Republicans’ only hope for defeating incumbent Sen. Bill Nelson (D) (and even then, there is only the slimmest long-shot chance) is for Harris to be upset in the September 5 primary. She has polled consistently in the 30s among Republicans, with her second-rate opponents — former Admiral LeRoy Collins, attorney Will McBride and developer Peter Monroe — in the single digits, and about 30 percent undecided. Harris will win unless Republicans unite around one of the other candidates. Of the three, McBride is the most likely to carry the conservative mantle, but time is running out.

Nelson is almost a lock for re-election in any case. Leaning Harris.

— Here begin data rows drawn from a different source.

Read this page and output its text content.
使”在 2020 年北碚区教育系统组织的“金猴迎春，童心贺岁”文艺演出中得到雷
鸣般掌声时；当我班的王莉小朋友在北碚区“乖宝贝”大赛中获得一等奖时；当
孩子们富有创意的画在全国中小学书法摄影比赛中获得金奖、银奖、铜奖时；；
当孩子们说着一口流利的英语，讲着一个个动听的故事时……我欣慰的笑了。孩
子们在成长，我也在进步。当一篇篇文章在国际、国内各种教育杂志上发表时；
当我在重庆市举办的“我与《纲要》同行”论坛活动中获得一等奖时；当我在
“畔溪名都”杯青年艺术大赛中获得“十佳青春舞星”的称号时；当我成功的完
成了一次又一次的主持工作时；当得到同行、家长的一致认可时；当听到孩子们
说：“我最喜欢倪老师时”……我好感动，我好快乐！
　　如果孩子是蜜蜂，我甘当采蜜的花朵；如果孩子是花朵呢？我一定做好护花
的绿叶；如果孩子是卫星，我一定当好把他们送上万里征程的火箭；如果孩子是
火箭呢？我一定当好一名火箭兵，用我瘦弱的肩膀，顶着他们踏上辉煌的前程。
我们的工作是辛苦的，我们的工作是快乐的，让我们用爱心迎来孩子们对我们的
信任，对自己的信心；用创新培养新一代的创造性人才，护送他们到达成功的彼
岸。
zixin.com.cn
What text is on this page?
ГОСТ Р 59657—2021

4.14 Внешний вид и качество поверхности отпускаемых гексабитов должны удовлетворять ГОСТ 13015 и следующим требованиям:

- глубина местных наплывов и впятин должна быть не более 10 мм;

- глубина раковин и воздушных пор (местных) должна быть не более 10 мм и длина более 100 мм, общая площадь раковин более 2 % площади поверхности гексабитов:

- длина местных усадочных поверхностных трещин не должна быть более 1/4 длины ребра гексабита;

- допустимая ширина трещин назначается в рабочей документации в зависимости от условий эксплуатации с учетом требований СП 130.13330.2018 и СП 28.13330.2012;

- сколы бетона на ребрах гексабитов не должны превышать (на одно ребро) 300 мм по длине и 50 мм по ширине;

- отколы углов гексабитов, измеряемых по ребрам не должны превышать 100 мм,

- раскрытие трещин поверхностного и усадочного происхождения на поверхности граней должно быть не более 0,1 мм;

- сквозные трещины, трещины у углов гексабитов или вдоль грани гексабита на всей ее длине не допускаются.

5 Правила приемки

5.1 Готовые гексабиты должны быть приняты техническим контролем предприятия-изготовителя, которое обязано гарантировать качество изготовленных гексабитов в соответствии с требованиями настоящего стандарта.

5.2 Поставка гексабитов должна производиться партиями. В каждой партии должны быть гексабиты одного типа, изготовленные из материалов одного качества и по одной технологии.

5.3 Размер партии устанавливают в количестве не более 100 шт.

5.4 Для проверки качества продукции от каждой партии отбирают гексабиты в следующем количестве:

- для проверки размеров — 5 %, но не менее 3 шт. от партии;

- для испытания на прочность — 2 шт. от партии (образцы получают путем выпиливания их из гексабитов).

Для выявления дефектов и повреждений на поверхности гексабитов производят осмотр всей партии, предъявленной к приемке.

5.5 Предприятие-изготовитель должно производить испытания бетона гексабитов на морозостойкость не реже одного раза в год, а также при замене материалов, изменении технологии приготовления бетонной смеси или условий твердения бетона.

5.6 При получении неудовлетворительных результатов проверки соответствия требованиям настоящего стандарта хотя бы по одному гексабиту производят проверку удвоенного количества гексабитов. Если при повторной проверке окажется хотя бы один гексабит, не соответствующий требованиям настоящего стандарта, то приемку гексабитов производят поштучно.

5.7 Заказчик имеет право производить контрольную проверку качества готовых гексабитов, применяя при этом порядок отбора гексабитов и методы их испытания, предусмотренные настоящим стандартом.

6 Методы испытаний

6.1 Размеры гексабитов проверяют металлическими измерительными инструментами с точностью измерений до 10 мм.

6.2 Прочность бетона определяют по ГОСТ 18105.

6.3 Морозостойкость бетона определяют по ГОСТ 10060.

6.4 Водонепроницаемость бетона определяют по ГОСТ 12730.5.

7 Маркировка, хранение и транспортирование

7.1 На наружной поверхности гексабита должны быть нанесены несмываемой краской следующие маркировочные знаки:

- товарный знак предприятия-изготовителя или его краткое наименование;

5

Virginia: Sen. Allen is looking less and less like a presidential contender as his re-election campaign struggles. His recent gaffe in chiding a staffer from opponent Jim Webb‘s (D) campaign capped off a long streak of unimpressive speaking performances. A recent public poll by Survey USA has the gap closing to three points, but Allen has plenty of time and money to right the ship. Leaning Republican Retention.

Governor 2006

Alaska: As of this writing, conservative former Wasilla Mayor Sarah Palin (R) appears to have taken more than 50 percent of the primary vote, stomping the life out of Gov. Frank Murkowski‘s (R) political career. The incumbent, who angered voters by appointing his daughter to a Senate seat and proceeded to anger them in several other ways, came in third. This is as we predicted. Palin is already favored over former Gov. Tony Knowles (D), the best candidate Democrats could have fielded for the general election. Leaning Republican Retention.

Florida: Atty. Gen. Charlie Crist (R) has consistently led in the polls, and is strongly favored to defeat Florida Chief Financial Officer Tom Gallagher (R) in the Republican primary. He is running a devastating ad that reminds voters that Gallagher, in an earlier run for governor, compared popular Republican Gov. Jeb Bush to Cuban Communist dictator Fidel Castro. Likely Crist.

On the Democratic side, the race is much closer. Rep. Jim Davis (D) leads state Sen. Rod Smith (D) in every survey, but the most reliable survey of likely voters suggests a close race with Smith coming up behind. As he attacks Davis for his poor congressional attendance record, Smith could surge at the end. But early voting has already begun, and it could prove too late. Moreover, Smith has nearly run out of money in the home stretch, and a group aligned with the sugar industry is basically financing him at this point.

Republicans in the state generally agree that Smith would be a tougher general election candidate to beat. Leaning Davis.